Neighbor-based methods are a natural alternative to linear prediction for tabular data when relationships between inputs and targets exhibit complexity such as nonlinearity, periodicity, or heteroscedasticity. Yet in deep learning on unstructured data, nonparametric neighbor-based approaches are rarely implemented in lieu of simple linear heads. This is primarily due to the ability of systems equipped with linear regression heads to co-learn internal representations along with the linear head's parameters. To unlock the full potential of neighbor-based methods in neural networks we introduce SoftStep, a parametric module that learns sparse instance-wise similarity measures directly from data. When integrated with existing neighbor-based methods, SoftStep enables regression models that consistently outperform linear heads across diverse architectures, domains, and training scenarios. We focus on regression tasks, where we show theoretically that neighbor-based prediction with a mean squared error objective constitutes a metric learning algorithm that induces well-structured embedding spaces. We then demonstrate analytically and empirically that this representational structure translates into superior performance when combined with the sparse, instance-wise similarity measures introduced by SoftStep. Beyond regression, SoftStep is a general method for learning instance-wise similarity in deep neural networks, with broad applicability to attention mechanisms, metric learning, representational alignment, and related paradigms.

Paper Structure

This paper contains 35 sections, 12 equations, 7 figures, 2 tables, 2 algorithms.

Figures (7)

  • Figure 1: The architecture of the neural network regressors tested in this paper. The left side shows the head-to-head comparison between linear heads and neighbor-based heads evaluated in this work. The right side shows the specifics of neighbor-based regression augmented with SoftStep. Here, $\sim$ refers to a soft ranking operation in the context of differentiable $k$-NN and a row-wise min-max normalization of the similarity matrix in the context of NCA.

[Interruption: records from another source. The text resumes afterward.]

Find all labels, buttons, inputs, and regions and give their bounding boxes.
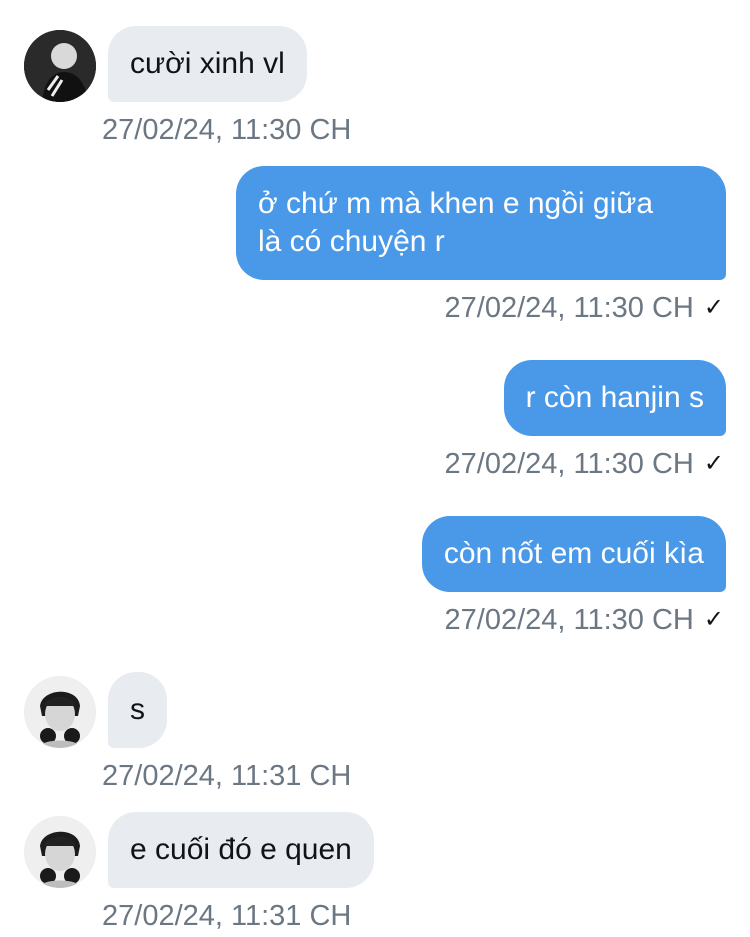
checkmark-icon: ✓ bbox=[703, 450, 724, 477]
message-bubble-outgoing[interactable]: ở chứ m mà khen e ngồi giữa là có chuyện… bbox=[236, 166, 726, 280]
message-bubble-incoming[interactable]: cười xinh vl bbox=[108, 26, 307, 102]
message-meta: 27/02/24, 11:30 CH ✓ bbox=[445, 291, 724, 325]
message-meta: 27/02/24, 11:30 CH ✓ bbox=[445, 447, 724, 481]
avatar-icon bbox=[24, 30, 96, 102]
message-meta: 27/02/24, 11:30 CH ✓ bbox=[445, 603, 724, 637]
avatar[interactable] bbox=[24, 676, 96, 748]
avatar[interactable] bbox=[24, 30, 96, 102]
message-bubble-incoming[interactable]: e cuối đó e quen bbox=[108, 812, 374, 888]
avatar[interactable] bbox=[24, 816, 96, 888]
message-bubble-outgoing[interactable]: r còn hanjin s bbox=[503, 360, 726, 436]
checkmark-icon: ✓ bbox=[703, 606, 724, 633]
message-timestamp: 27/02/24, 11:31 CH bbox=[102, 900, 352, 932]
message-timestamp: 27/02/24, 11:30 CH bbox=[102, 114, 352, 146]
message-timestamp: 27/02/24, 11:30 CH bbox=[444, 292, 694, 324]
message-timestamp: 27/02/24, 11:30 CH bbox=[444, 604, 694, 636]
message-timestamp: 27/02/24, 11:30 CH bbox=[444, 448, 694, 480]
avatar-icon bbox=[24, 676, 96, 748]
message-timestamp: 27/02/24, 11:31 CH bbox=[102, 760, 352, 792]
message-bubble-incoming[interactable]: s bbox=[108, 672, 167, 748]
avatar-icon bbox=[24, 816, 96, 888]
message-bubble-outgoing[interactable]: còn nốt em cuối kìa bbox=[421, 516, 726, 592]
checkmark-icon: ✓ bbox=[703, 294, 724, 321]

  • Figure 2: The SoftStep family of functions learns sparse attention smoothly and differentiably. SoftStep is a family of increasing surjective functions mapping the unit interval to itself. Plotted here is the SoftStep function as the transition parameter $t$ varies from 0 to 1. Parameters $l$ and $u$ define the transition boundaries.

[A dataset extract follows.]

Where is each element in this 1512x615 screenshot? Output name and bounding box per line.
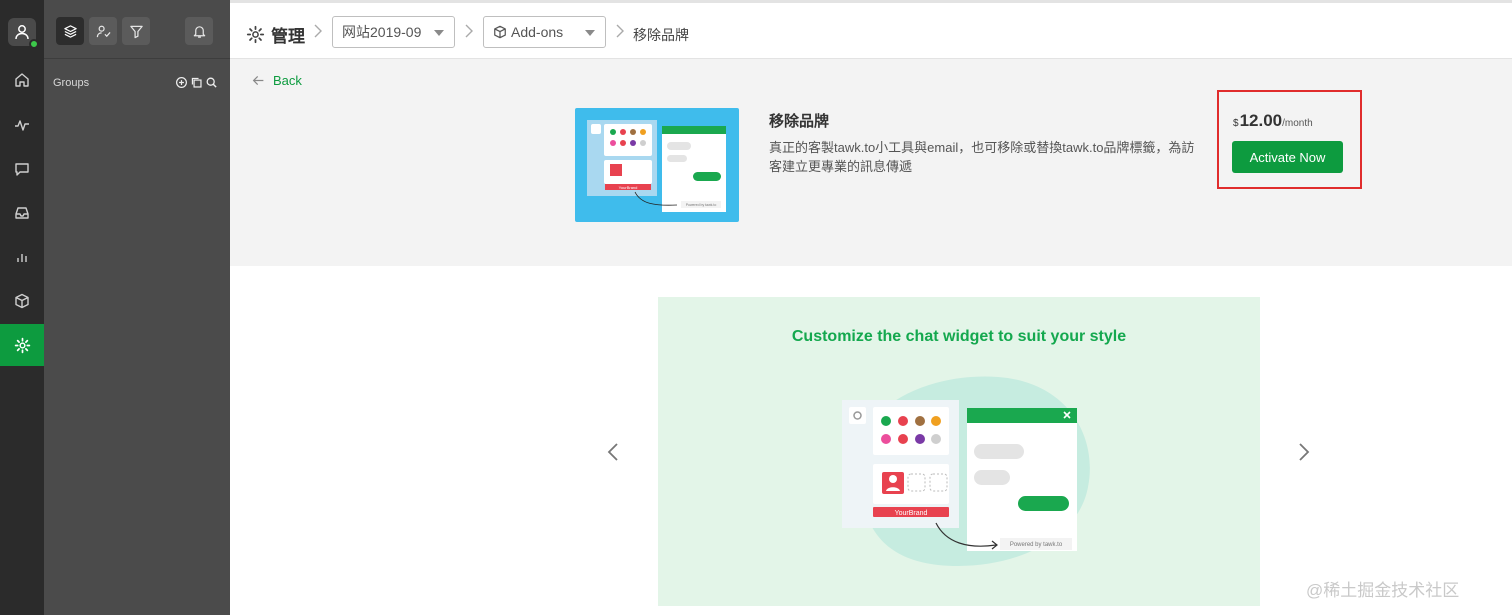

  • Figure 3: NCA and SoftStep enhance regression by modeling nonlinear relationships, allowing learned manifolds to better reflect underlying data distributions. Synthetic datasets were generated by sampling points from the domain $[-1,1]^2$ and assigning continuous labels using various target functions. The color gradients depict the target values and resulting regression surfaces learned by a linear regression head, NCA \ref{['sec: nca']}, and NCA augmented with SoftStep \ref{['sec: softstep']}. The linear head cannot capture the complexity of the non-linear targets. Conversely, NCA, especially when augmented with SoftStep, learns smooth nonlinear regression surfaces that capture the underlying distribution. This capability relaxes constraints on upstream neural networks when learning predictive representations.

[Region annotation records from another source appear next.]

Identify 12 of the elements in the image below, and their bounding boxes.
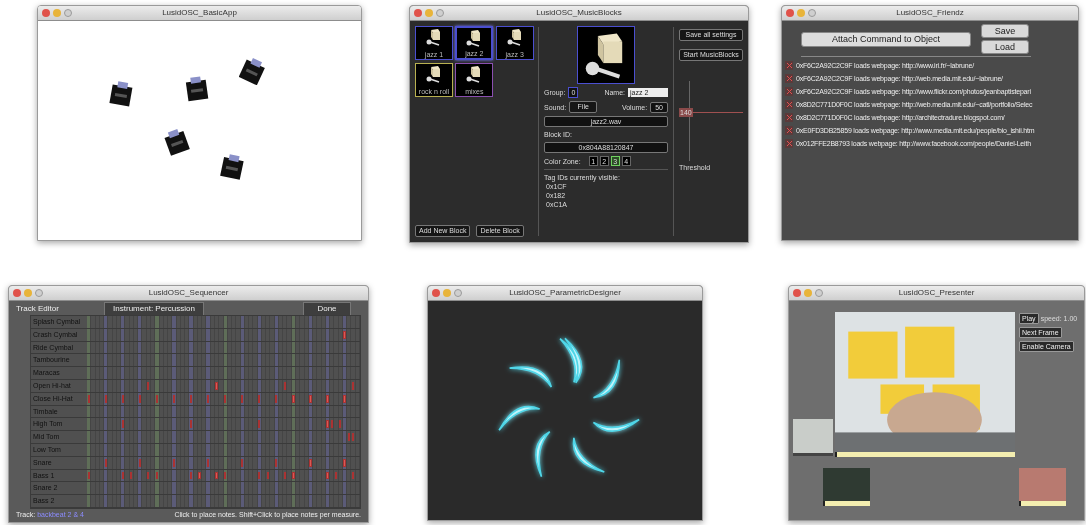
instrument-label[interactable]: Instrument: Percussion [104, 301, 204, 316]
window-title: LusidOSC_ParametricDesigner [509, 289, 621, 297]
window-title: LusidOSC_MusicBlocks [536, 9, 622, 17]
window-title: LusidOSC_Friendz [896, 9, 964, 17]
save-button[interactable]: Save [981, 24, 1029, 38]
window-title: LusidOSC_Presenter [898, 289, 975, 297]
track-editor-heading: Track Editor [16, 302, 60, 315]
load-button[interactable]: Load [981, 40, 1029, 54]
window-title: LusidOSC_Sequencer [148, 289, 229, 297]
window-title: LusidOSC_BasicApp [162, 9, 237, 17]
attach-command-button[interactable]: Attach Command to Object [801, 31, 971, 47]
done-button[interactable]: Done [303, 301, 351, 316]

  • Figure 4: We plot the total floating point operations (FLOPs) for each method tested as we increase the batch size/number of neighbors ($N$) and embedding dimension ($d$) exponentially. For each method, we attach a linear layer that condenses the data from $4\times d$ to $d$ before regression. We run 10 forwards and backwards passes with NVIDIA Tesla V100 PCIE 16GB GPUs and report the average FLOPs. When we vary $N$, $d=25$ to reflect our experiments. Similarly, when we vary the embedding dimension, $N=32$. We plot $\log_2(\text{FLOP})$ to account for the exponential scale of the x-axes. Since SoftStep parameter generation and similarity warping are each $O(dN)$, our neighbor-based methods have complexity $O(dN^2)$ as with other self-attention-style mechanisms DBLP:conf/nips/VaswaniSPUJGKP17. Our observations are consistent with blondel2020fast.
  • Figure 5: The x-axis ticks are hyperparameter combination triplets of the form (similarity measure, embedding dimension, batch size). The best-performing hyperparameter configurations by mean performance were (RBF, 25, 32).